The following is a summary of “Contamination of Blood Cultures From Arterial Catheters and Peripheral Venipuncture in Critically Ill Patients: A Prospective Multicenter Diagnostic Study,” published in the July 2023 issue of the Chest by Nakayama et al.
When peripheral venipuncture is challenging in critically ill adult patients, collecting blood cultures from indwelling arterial catheters is an attractive option. Inconclusive is whether the contamination rate of blood cultures from arterial catheters is acceptable compared to that from venipuncture. Blood culture contamination from arterial catheters is comparable to venipuncture in critically ill adult patients with suspected bloodstream infections. In this prospective multicenter diagnostic investigation conducted at five hospitals, the researchers enrolled episodes of paired blood culture collection, each consisting of blood drawn from an arterial catheter and another by venipuncture, from critically ill adult patients with a cynical indication.

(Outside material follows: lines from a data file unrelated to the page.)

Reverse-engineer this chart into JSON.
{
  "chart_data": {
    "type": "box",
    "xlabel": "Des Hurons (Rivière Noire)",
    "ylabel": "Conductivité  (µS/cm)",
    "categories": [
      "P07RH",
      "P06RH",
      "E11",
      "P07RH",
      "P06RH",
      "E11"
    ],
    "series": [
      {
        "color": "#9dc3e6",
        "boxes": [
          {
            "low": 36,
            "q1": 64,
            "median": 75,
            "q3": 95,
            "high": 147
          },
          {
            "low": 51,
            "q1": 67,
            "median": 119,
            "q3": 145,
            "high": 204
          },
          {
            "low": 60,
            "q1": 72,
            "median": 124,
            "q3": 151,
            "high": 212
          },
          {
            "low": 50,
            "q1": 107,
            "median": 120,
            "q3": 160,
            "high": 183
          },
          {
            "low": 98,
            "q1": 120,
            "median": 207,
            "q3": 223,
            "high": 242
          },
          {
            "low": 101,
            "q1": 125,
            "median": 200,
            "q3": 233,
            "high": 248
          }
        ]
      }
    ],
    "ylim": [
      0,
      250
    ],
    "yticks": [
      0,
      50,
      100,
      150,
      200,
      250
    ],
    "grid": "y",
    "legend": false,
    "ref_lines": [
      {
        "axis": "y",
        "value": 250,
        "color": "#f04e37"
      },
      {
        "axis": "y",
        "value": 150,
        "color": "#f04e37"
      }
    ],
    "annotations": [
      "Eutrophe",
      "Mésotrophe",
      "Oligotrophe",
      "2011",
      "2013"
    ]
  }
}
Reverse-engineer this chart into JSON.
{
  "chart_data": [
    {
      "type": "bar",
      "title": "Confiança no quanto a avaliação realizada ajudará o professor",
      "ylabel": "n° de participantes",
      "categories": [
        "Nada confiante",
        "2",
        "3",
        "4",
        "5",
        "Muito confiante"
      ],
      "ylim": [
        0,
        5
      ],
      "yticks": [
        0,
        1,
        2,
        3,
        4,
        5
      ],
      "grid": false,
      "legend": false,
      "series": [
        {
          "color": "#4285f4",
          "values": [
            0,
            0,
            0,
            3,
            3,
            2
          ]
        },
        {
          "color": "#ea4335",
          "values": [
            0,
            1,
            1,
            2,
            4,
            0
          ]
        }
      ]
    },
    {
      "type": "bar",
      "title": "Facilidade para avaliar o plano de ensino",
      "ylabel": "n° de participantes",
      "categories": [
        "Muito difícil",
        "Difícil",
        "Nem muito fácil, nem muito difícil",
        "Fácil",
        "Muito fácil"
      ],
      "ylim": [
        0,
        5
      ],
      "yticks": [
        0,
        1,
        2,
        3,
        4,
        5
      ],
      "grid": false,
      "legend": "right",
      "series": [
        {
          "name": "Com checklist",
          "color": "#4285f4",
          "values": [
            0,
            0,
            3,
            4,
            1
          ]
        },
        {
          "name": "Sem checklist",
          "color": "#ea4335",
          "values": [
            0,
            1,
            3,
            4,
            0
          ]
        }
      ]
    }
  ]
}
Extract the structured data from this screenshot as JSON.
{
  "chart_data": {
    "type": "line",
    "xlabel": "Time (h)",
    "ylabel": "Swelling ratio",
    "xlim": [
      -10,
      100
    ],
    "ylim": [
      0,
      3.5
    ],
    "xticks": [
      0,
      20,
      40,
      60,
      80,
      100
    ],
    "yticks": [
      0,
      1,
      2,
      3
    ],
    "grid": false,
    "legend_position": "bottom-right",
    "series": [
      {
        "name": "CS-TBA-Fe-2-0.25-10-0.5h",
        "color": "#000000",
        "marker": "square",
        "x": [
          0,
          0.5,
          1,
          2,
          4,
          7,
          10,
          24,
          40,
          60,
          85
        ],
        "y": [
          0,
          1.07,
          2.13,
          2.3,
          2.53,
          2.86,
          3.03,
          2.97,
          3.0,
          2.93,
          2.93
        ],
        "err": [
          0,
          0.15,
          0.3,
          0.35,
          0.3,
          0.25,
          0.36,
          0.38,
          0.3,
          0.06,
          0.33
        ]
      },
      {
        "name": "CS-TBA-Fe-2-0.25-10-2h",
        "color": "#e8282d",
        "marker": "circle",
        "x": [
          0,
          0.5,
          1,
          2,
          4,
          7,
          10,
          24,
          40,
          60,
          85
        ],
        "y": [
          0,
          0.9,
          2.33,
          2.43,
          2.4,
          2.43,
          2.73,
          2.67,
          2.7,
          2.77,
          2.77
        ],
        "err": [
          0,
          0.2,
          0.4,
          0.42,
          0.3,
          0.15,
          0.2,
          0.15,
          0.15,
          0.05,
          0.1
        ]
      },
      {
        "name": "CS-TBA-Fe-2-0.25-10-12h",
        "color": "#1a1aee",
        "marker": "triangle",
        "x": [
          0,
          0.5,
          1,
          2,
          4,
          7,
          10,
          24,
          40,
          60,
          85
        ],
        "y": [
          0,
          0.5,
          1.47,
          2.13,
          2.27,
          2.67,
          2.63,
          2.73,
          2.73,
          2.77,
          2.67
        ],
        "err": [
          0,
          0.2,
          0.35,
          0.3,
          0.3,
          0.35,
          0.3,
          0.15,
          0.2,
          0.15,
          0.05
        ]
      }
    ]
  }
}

The most important metric was the contamination proportion, defined as the ratio of false-positive results to the total number of procedures performed. The benchmark for a genuine bloodstream infection was a blinded evaluation by infectious disease experts. They tested the noninferiority hypothesis that the percentage of contaminated blood cultures from arterial catheters did not exceed the rate from venipuncture by more than 2%.
From December 2018 to July 2021, 590 paired blood culture episodes were enrolled from a total of 1,655 blood culture episodes; 41 of these 590 episodes (6.9%) produced a genuine bloodstream infection. 33 of 590 (6.0%) arterial catheter blood cultures were positive, and two of 590 (0.3%) were contaminated; 36 of 590 (6.1%) venipuncture blood cultures were positive, and four of 590 (0.7%) were contaminated.
The estimated difference in contamination proportion was –0.3% (upper limit of one-sided 95% CI, +0.3%). The upper limit of the 95% CI did not exceed the predetermined margin of +2.0%, indicating noninferiority (P for noninferiority <.001). Obtaining blood cultures from arterial catheters is an acceptable alternative to venipuncture in critically ill patients.